Take the English Channel for example. This is a swim that 20 years ago might have been the crowning achievement of a long-distance swimmer’s career. Now it’s something that virtual non-swimmers set as their first swimming goal, and sometimes they succeed. If it’s not the English Channel, it could be something equally tough and daunting.
We tweeted this the other day: “Just thinking, it’s sometimes people with the least experience who set the biggest swimming goals – and then go and achieve them.”
Chris Smith replied to say that described him completely: “I was 46 and couldn’t swim when I told friends that I was going to swim from Alcatraz. They laughed!”
He went on to complete the Alcatraz swim following months of intense training. “I had a fear of water so I prepared thoroughly. The hardest part was not getting to the end, it was getting to the start!”
Starting from nothing, non-swimmers can quickly proceed to swimming for hours at a time, in water temperatures well below those you’d find in a public swimming pool. And they find this a perfectly reasonable progression.
In contrast, I’ve come across many experienced and competent swimmers, people who can cover three or even four kilometres in an hour in a pool (and have been doing so for years) but have endless worries and reservations about open water, or would consider a 10km swim to be an ultra marathon.
It makes me wonder why non-experienced swimmers have fewer barriers to tackling long-distance open water swims that people who, at face value, are better swimmers. Here are some ideas I’ve come up with.
- In a club swimming environment, 200m and 400m are middle distances, 800m and 1500m are long distances – anything beyond this is extreme.
- If you’ve ever done a 400m or a 1500m race you will have a very vivid experience of how much discomfort you can cause yourself over these distances. It’s easy to imagine that longer distances will increase and extend that suffering.
- Club swimmers are usually trained and conditioned (physically and mentally) for sprints. Training is based around 50, 100 and 200m intervals (you should hear the groans if you ask a masters swim squad to swim 400m). They lack the experience and the mindset to settle in to a long distance swim.

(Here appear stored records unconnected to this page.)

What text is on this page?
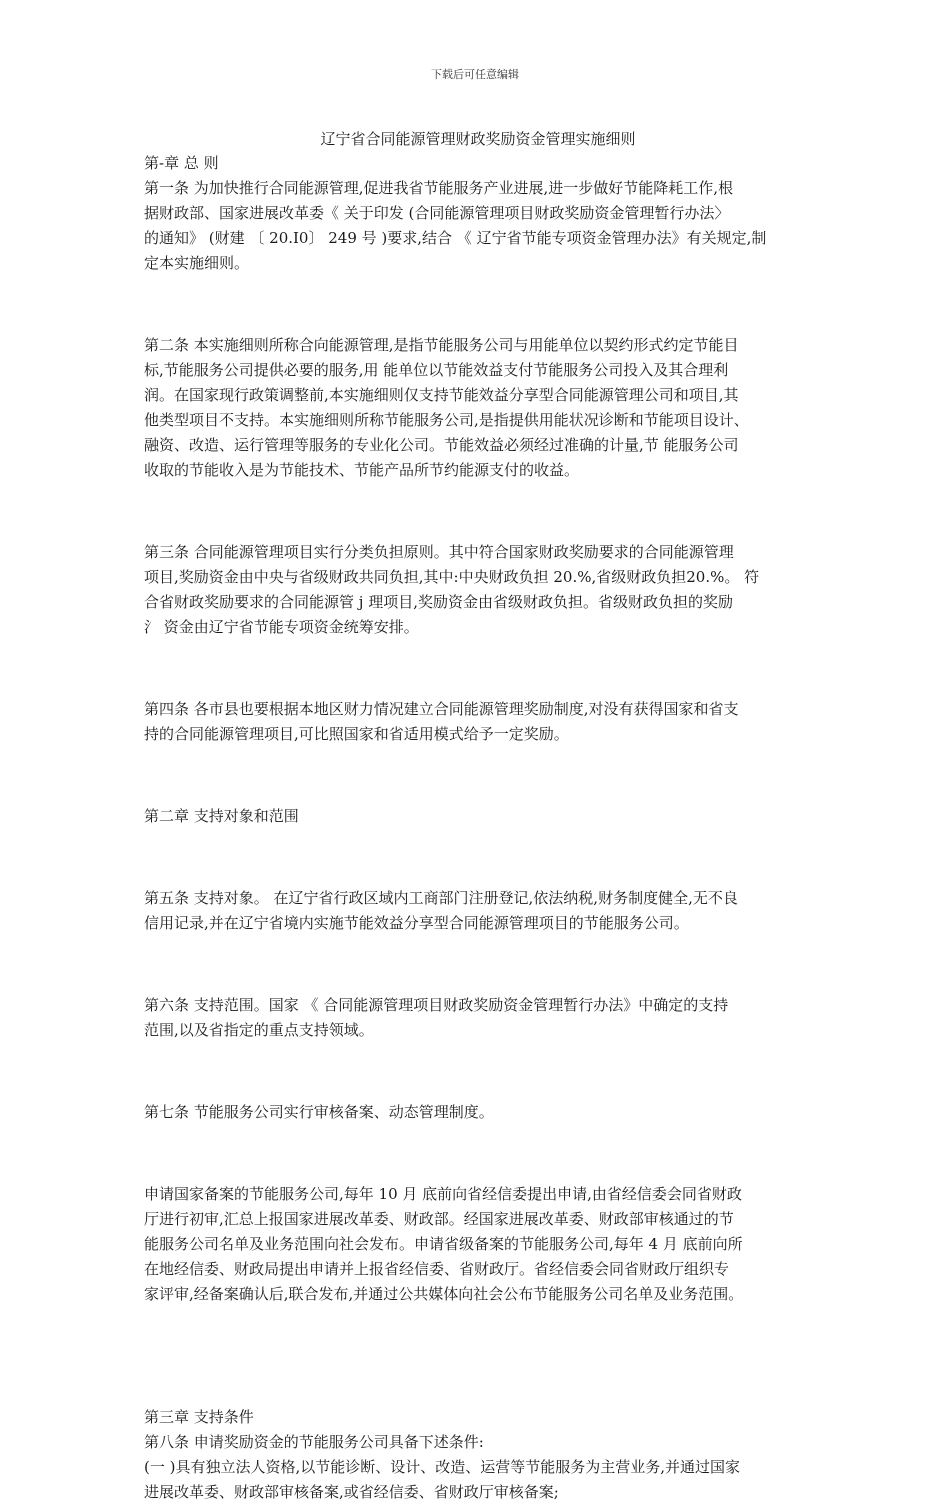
下载后可任意编辑

辽宁省合同能源管理财政奖励资金管理实施细则

第-章 总 则

第一条 为加快推行合同能源管理,促进我省节能服务产业进展,进一步做好节能降耗工作,根

据财政部、国家进展改革委《 关于印发 (合同能源管理项目财政奖励资金管理暂行办法〉

的通知》 (财建 〔 20.I0〕 249 号 )要求,结合 《 辽宁省节能专项资金管理办法》有关规定,制

定本实施细则。

第二条 本实施细则所称合向能源管理,是指节能服务公司与用能单位以契约形式约定节能目

标,节能服务公司提供必要的服务,用 能单位以节能效益支付节能服务公司投入及其合理利

润。在国家现行政策调整前,本实施细则仅支持节能效益分享型合同能源管理公司和项目,其

他类型项目不支持。本实施细则所称节能服务公司,是指提供用能状况诊断和节能项目设计、

融资、改造、运行管理等服务的专业化公司。节能效益必须经过准确的计量,节 能服务公司

收取的节能收入是为节能技术、节能产品所节约能源支付的收益。

第三条 合同能源管理项目实行分类负担原则。其中符合国家财政奖励要求的合同能源管理

项目,奖励资金由中央与省级财政共同负担,其中:中央财政负担 20.%,省级财政负担20.%。 符

合省财政奖励要求的合同能源管 j 理项目,奖励资金由省级财政负担。省级财政负担的奖励

氵 资金由辽宁省节能专项资金统筹安排。

第四条 各市县也要根据本地区财力情况建立合同能源管理奖励制度,对没有获得国家和省支

持的合同能源管理项目,可比照国家和省适用模式给予一定奖励。

第二章 支持对象和范围

第五条 支持对象。 在辽宁省行政区域内工商部门注册登记,依法纳税,财务制度健全,无不良

信用记录,并在辽宁省境内实施节能效益分享型合同能源管理项目的节能服务公司。

第六条 支持范围。国家 《 合同能源管理项目财政奖励资金管理暂行办法》中确定的支持

范围,以及省指定的重点支持领域。

第七条 节能服务公司实行审核备案、动态管理制度。

申请国家备案的节能服务公司,每年 10 月 底前向省经信委提出申请,由省经信委会同省财政

厅进行初审,汇总上报国家进展改革委、财政部。经国家进展改革委、财政部审核通过的节

能服务公司名单及业务范围向社会发布。申请省级备案的节能服务公司,每年 4 月 底前向所

在地经信委、财政局提出申请并上报省经信委、省财政厅。省经信委会同省财政厅组织专

家评审,经备案确认后,联合发布,并通过公共媒体向社会公布节能服务公司名单及业务范围。

第三章 支持条件

第八条 申请奖励资金的节能服务公司具备下述条件:

(一 )具有独立法人资格,以节能诊断、设计、改造、运营等节能服务为主营业务,并通过国家

进展改革委、财政部审核备案,或省经信委、省财政厅审核备案;
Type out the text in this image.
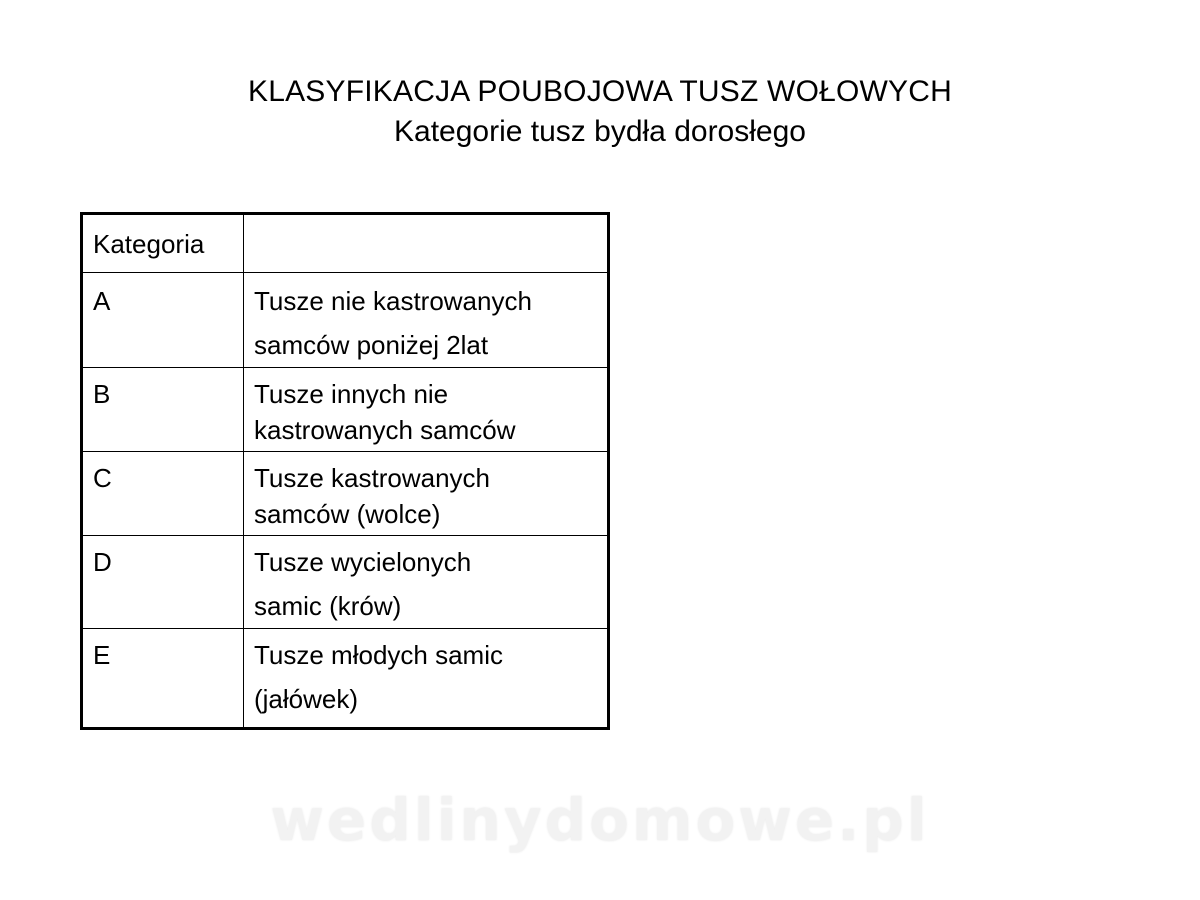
KLASYFIKACJA POUBOJOWA TUSZ WOŁOWYCH
Kategorie tusz bydła dorosłego
Kategoria	
A	Tusze nie kastrowanych
samców poniżej 2lat

B	Tusze innych nie
kastrowanych samców

C	Tusze kastrowanych
samców (wolce)

D	Tusze wycielonych
samic (krów)

E	Tusze młodych samic
(jałówek)
wedlinydomowe.pl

- A regular club swimmer will know how tired an hour of swimming can make you. An intense training session can leave your arms feeling leaden for two to three days. If that’s what one hour feels like, how would they cope with 12, or 20?
- A pool swimmer will be accustomed to always being a few metres from a wall – anything more can cause anxiety.
- Regular pool swimmers will be accustomed to water temperatures of 26 to 31 degrees. 26 degrees actually feels cold if you’re used to 29. A first experience of 15 degrees will feel so shocking in comparison that you’d be forgiven for thinking you’d never get used to it.
- Pool swimmers often have a competitive approach to swimming, which is mostly inappropriate for long distance marathon swims where completion and overcoming the elements is the goal.
This is all baggage a non-experienced swimmer just doesn’t have. They have no idea just how hard a Channel swim might be whereas a club swimmer can more easily imagine it, and that’s enough to put them off.
Pool swimmers can naturally become open water swimmers, and they have a lot of advantages if they do, but their swimming experience can hold them back from taking on bold challenges.